Residual stream windowing

Kragen Javier Sitaker, 02021-08-21 (updated 02021-09-11) (5 minutes)

Suppose you want to transmit video data for a windowing system, but you want something that’s simpler and less CPU-hungry than H.264 encoding. Could you simply transmit a stream of lossily-encoded residuals?

PNG doesn’t really compress image data, necessarily; what it compresses, like a lot of lossy audio and video codecs, are the prediction residuals from some pixel predictor (called “filters” and defined in §6.1 of the PNG spec), an approach Paeth calls “prediction-correction coding,” a term which has not caught on. These predictors are specified on a per-scanline basis:

The Paeth predictor is almost never much worse than any of the previous four alternatives, but often it’s slightly worse, and you can of course construct examples where it’s arbitrarily worse; you could get a simpler graphics file format by using the Paeth predictor alone, as Paeth does in his chapter, and it would compress only a little worse than PNG. In fact, for small enough images, it might compress better, because PNG specifies the predictor to use at the beginning of each scan line, which adds extra data to compress.
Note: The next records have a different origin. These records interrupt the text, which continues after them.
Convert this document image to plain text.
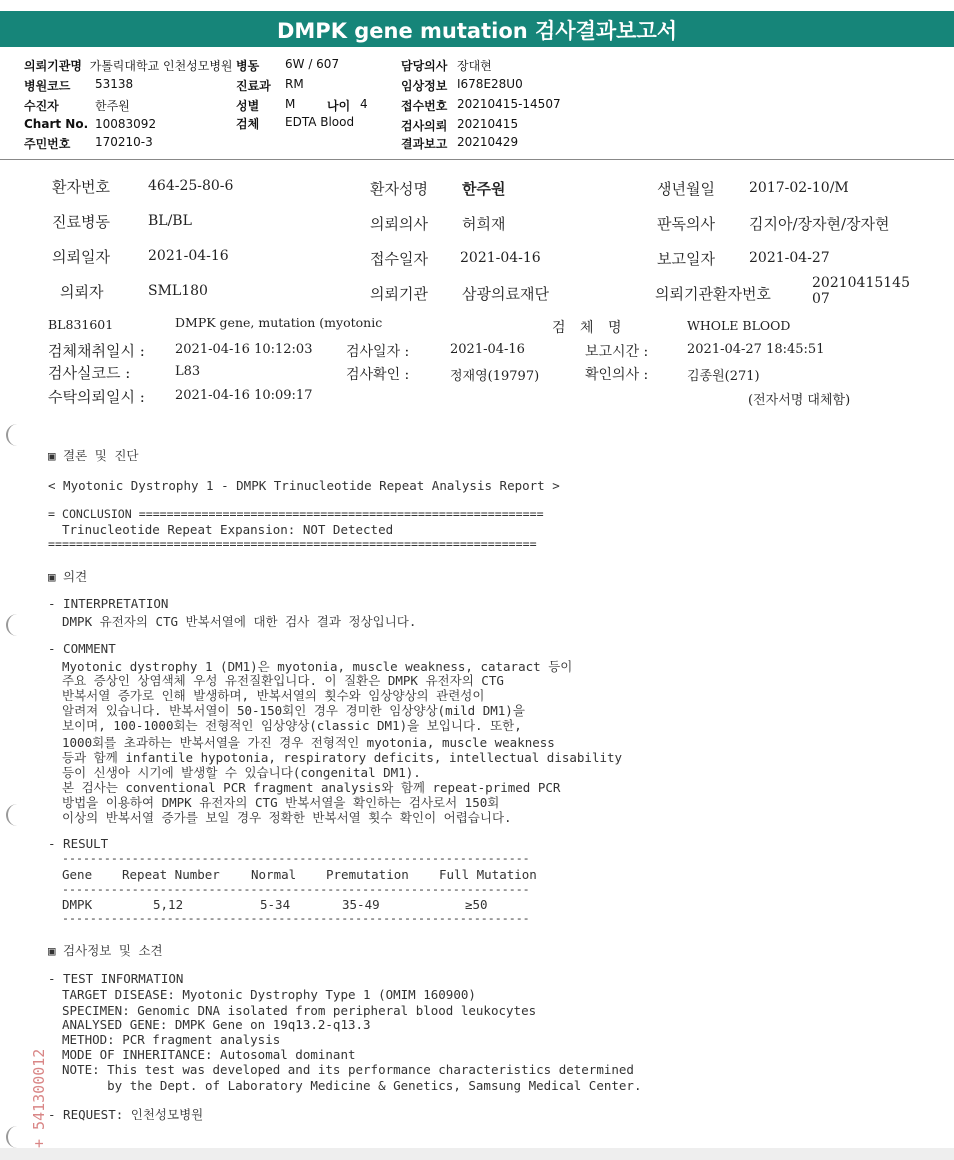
DMPK gene mutation 검사결과보고서
의뢰기관명 가톨릭대학교 인천성모병원
병원코드 53138
수진자	한주원
Chart No. 10083092
주민번호 170210-3
병동 6W / 607
진료과 RM
성별 M	나이 4
검체 EDTA Blood
담당의사 장대현
임상정보 I678E28U0
접수번호 20210415-14507
검사의뢰 20210415
결과보고 20210429
환자번호	464-25-80-6	환자성명 한주원	생년월일 2017-02-10/M
진료병동	BL/BL	의뢰의사 허희재	판독의사 김지아/장자현/장자현
의뢰일자	2021-04-16	접수일자 2021-04-16	보고일자 2021-04-27
의뢰자	SML180	의뢰기관 삼광의료재단	의뢰기관환자번호
2021041514507
BL831601	DMPK gene, mutation (myotonic	검 체 명	WHOLE BLOOD
검체채취일시 : 2021-04-16 10:12:03 검사일자 :	2021-04-16	보고시간 :	2021-04-27 18:45:51
검사실코드 :	L83	검사확인 :	정재영(19797)	확인의사 :	김종원(271)
수탁의뢰일시 : 2021-04-16 10:09:17	(전자서명 대체함)
▣ 결론 및 진단
< Myotonic Dystrophy 1 - DMPK Trinucleotide Repeat Analysis Report >
= CONCLUSION ==========================================================
Trinucleotide Repeat Expansion: NOT Detected
======================================================================
▣ 의견
- INTERPRETATION
DMPK 유전자의 CTG 반복서열에 대한 검사 결과 정상입니다.
- COMMENT
Myotonic dystrophy 1 (DM1)은 myotonia, muscle weakness, cataract 등이
주요 증상인 상염색체 우성 유전질환입니다. 이 질환은 DMPK 유전자의 CTG
반복서열 증가로 인해 발생하며, 반복서열의 횟수와 임상양상의 관련성이
알려져 있습니다. 반복서열이 50-150회인 경우 경미한 임상양상(mild DM1)을
보이며, 100-1000회는 전형적인 임상양상(classic DM1)을 보입니다. 또한,
1000회를 초과하는 반복서열을 가진 경우 전형적인 myotonia, muscle weakness
등과 함께 infantile hypotonia, respiratory deficits, intellectual disability
등이 신생아 시기에 발생할 수 있습니다(congenital DM1).
본 검사는 conventional PCR fragment analysis와 함께 repeat-primed PCR
방법을 이용하여 DMPK 유전자의 CTG 반복서열을 확인하는 검사로서 150회
이상의 반복서열 증가를 보일 경우 정확한 반복서열 횟수 확인이 어렵습니다.
- RESULT
-------------------------------------------------------------------
Gene Repeat Number Normal Premutation Full Mutation
-------------------------------------------------------------------
DMPK	5,12	5-34	35-49	≥50
-------------------------------------------------------------------
▣ 검사정보 및 소견
- TEST INFORMATION
TARGET DISEASE: Myotonic Dystrophy Type 1 (OMIM 160900)
SPECIMEN: Genomic DNA isolated from peripheral blood leukocytes
ANALYSED GENE: DMPK Gene on 19q13.2-q13.3
METHOD: PCR fragment analysis
MODE OF INHERITANCE: Autosomal dominant
NOTE: This test was developed and its performance characteristics determined
by the Dept. of Laboratory Medicine & Genetics, Samsung Medical Center.
- REQUEST: 인천성모병원
+ 541300012
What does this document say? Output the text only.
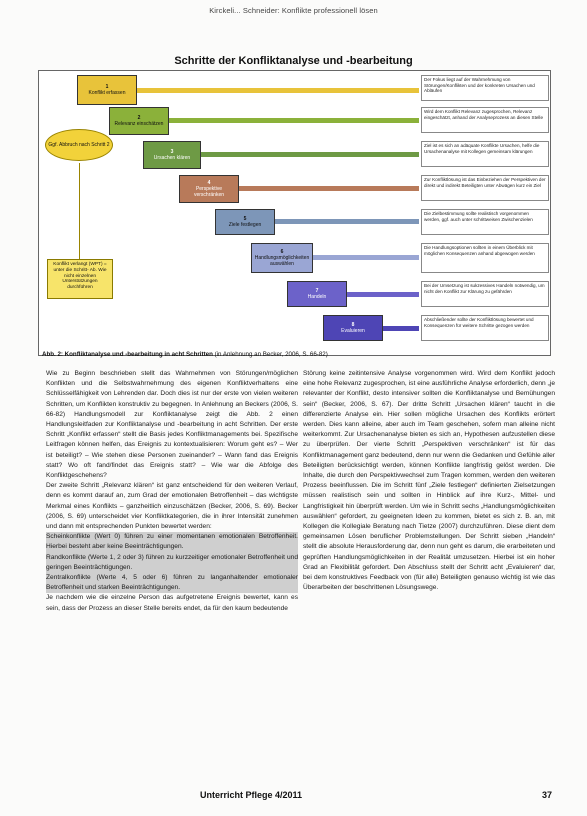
Kirckeli... Schneider: Konflikte professionell lösen
Schritte der Konfliktanalyse und -bearbeitung
1
Konflikt erfassen
2
Relevanz einschätzen
3
Ursachen klären
4
Perspektive verschränken
5
Ziele festlegen
6
Handlungsmöglichkeiten auswählen
7
Handeln
8
Evaluieren
Der Fokus liegt auf der Wahrnehmung von Störungen/Konflikten und der konkreten Ursachen und Abläufen
Wird dem Konflikt Relevanz zugesprochen, Relevanz eingeschätzt, anhand der Analyseprozess an diesen Stelle
Ziel ist es sich an adäquate Konflikte Ursachen, helfe die Ursachenanalyse mit Kollegen gemeinsam klärungen
Zur Konfliktlösung ist das Einbeziehen der Perspektiven der direkt und indirekt Beteiligten unter Abwägen kurz ein Ziel
Die Zielbestimmung sollte realistisch vorgenommen werden, ggf. auch unter schrittweisen Zwischenzielen
Die Handlungsoptionen sollten in einem Überblick mit möglichen Konsequenzen anhand abgewogen werden
Bei der Umsetzung ist sukzessives Handeln notwendig, um nicht den Konflikt zur Klärung zu gefährden
Abschließender sollte der Konfliktlösung bewertet und Konsequenzen für weitere Schritte gezogen werden
Ggf. Abbruch nach Schritt 2
Konflikt verlangt (WPT) = unter die Schritt- Ab. Wie nicht einzelnen Unterstützungen durchführen
Abb. 2: Konfliktanalyse und -bearbeitung in acht Schritten (in Anlehnung an Becker, 2006, S. 66-82)

Wie zu Beginn beschrieben stellt das Wahrnehmen von Störungen/möglichen Konflikten und die Selbstwahrnehmung des eigenen Konfliktverhaltens eine Schlüsselfähigkeit von Lehrenden dar. Doch dies ist nur der erste von vielen weiteren Schritten, um Konflikten konstruktiv zu begegnen. In Anlehnung an Beckers (2006, S. 66-82) Handlungsmodell zur Konfliktanalyse zeigt die Abb. 2 einen Handlungsleitfaden zur Konfliktanalyse und -bearbeitung in acht Schritten. Der erste Schritt „Konflikt erfassen“ stellt die Basis jedes Konfliktmanagements bei. Spezifische Leitfragen können helfen, das Ereignis zu kontextualisieren: Worum geht es? – Wer ist beteiligt? – Wie stehen diese Personen zueinander? – Wann fand das Ereignis statt? Wo oft fand/findet das Ereignis statt? – Wie war die Abfolge des Konfliktgeschehens?

Der zweite Schritt „Relevanz klären“ ist ganz entscheidend für den weiteren Verlauf, denn es kommt darauf an, zum Grad der emotionalen Betroffenheit – das wichtigste Merkmal eines Konflikts – ganzheitlich einzuschätzen (Becker, 2006, S. 69). Becker (2006, S. 69) unterscheidet vier Konfliktkategorien, die in ihrer Intensität zunehmen und dann mit entsprechenden Punkten bewertet werden:

Scheinkonflikte (Wert 0) führen zu einer momentanen emotionalen Betroffenheit. Hierbei besteht aber keine Beeinträchtigungen.

Randkonflikte (Werte 1, 2 oder 3) führen zu kurzzeitiger emotionaler Betroffenheit und geringen Beeinträchtigungen.

Zentralkonflikte (Werte 4, 5 oder 6) führen zu langanhaltender emotionaler Betroffenheit und starken Beeinträchtigungen.

Je nachdem wie die einzelne Person das aufgetretene Ereignis bewertet, kann es sein, dass der Prozess an dieser Stelle bereits endet, da für den kaum bedeutende

Störung keine zeitintensive Analyse vorgenommen wird. Wird dem Konflikt jedoch eine hohe Relevanz zugesprochen, ist eine ausführliche Analyse erforderlich, denn „je relevanter der Konflikt, desto intensiver sollten die Konfliktanalyse und Bemühungen sein“ (Becker, 2006, S. 67). Der dritte Schritt „Ursachen klären“ taucht in die differenzierte Analyse ein. Hier sollen mögliche Ursachen des Konflikts erörtert werden. Dies kann alleine, aber auch im Team geschehen, sofern man alleine nicht weiterkommt. Zur Ursachenanalyse bieten es sich an, Hypothesen aufzustellen diese zu überprüfen. Der vierte Schritt „Perspektiven verschränken“ ist für das Konfliktmanagement ganz bedeutend, denn nur wenn die Gedanken und Gefühle aller Beteiligten berücksichtigt werden, können Konflikte langfristig gelöst werden. Die Inhalte, die durch den Perspektivwechsel zum Tragen kommen, werden den weiteren Prozess beeinflussen. Die im Schritt fünf „Ziele festlegen“ definierten Zielsetzungen müssen realistisch sein und sollten in Hinblick auf ihre Kurz-, Mittel- und Langfristigkeit hin überprüft werden. Um wie in Schritt sechs „Handlungsmöglichkeiten auswählen“ gefordert, zu geeigneten Ideen zu kommen, bietet es sich z. B. an, mit Kollegen die Kollegiale Beratung nach Tietze (2007) durchzuführen. Diese dient dem gemeinsamen Lösen beruflicher Problemstellungen. Der Schritt sieben „Handeln“ stellt die absolute Herausforderung dar, denn nun geht es darum, die erarbeiteten und geprüften Handlungsmöglichkeiten in der Realität umzusetzen. Hierbei ist ein hoher Grad an Flexibilität gefordert. Den Abschluss stellt der Schritt acht „Evaluieren“ dar, bei dem konstruktives Feedback von (für alle) Beteiligten genauso wichtig ist wie das Überarbeiten der beschrittenen Lösungswege.

Unterricht Pflege 4/2011	37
Now, in PNG, these residuals are compressed losslessly, so the previous decompressed pixels input to the decompressor’s predictor are exactly equal to the original image input pixels. So the benefit for PNG is primarily that things like continuous gradients become repeating patterns.

A potentially much more exciting application is the residual-coding approach used for lossy video encoding, where instead of compressing the exact residual sequence, we compress a crude, low-bandwidth approximation of the residual sequence. This means that the decompressor’s predictor is working from pixels corrupted by the approximation noise, so to get the system to work optimally, we need to include the lossy-encoding step inside the feedback loop of the compressor’s predictor, so that the “context pixels” it’s predicting from are the same corrupted pixels the decompressor will see, rather than the original image pixels. This ensures that the errors will not accumulate nonlinearly.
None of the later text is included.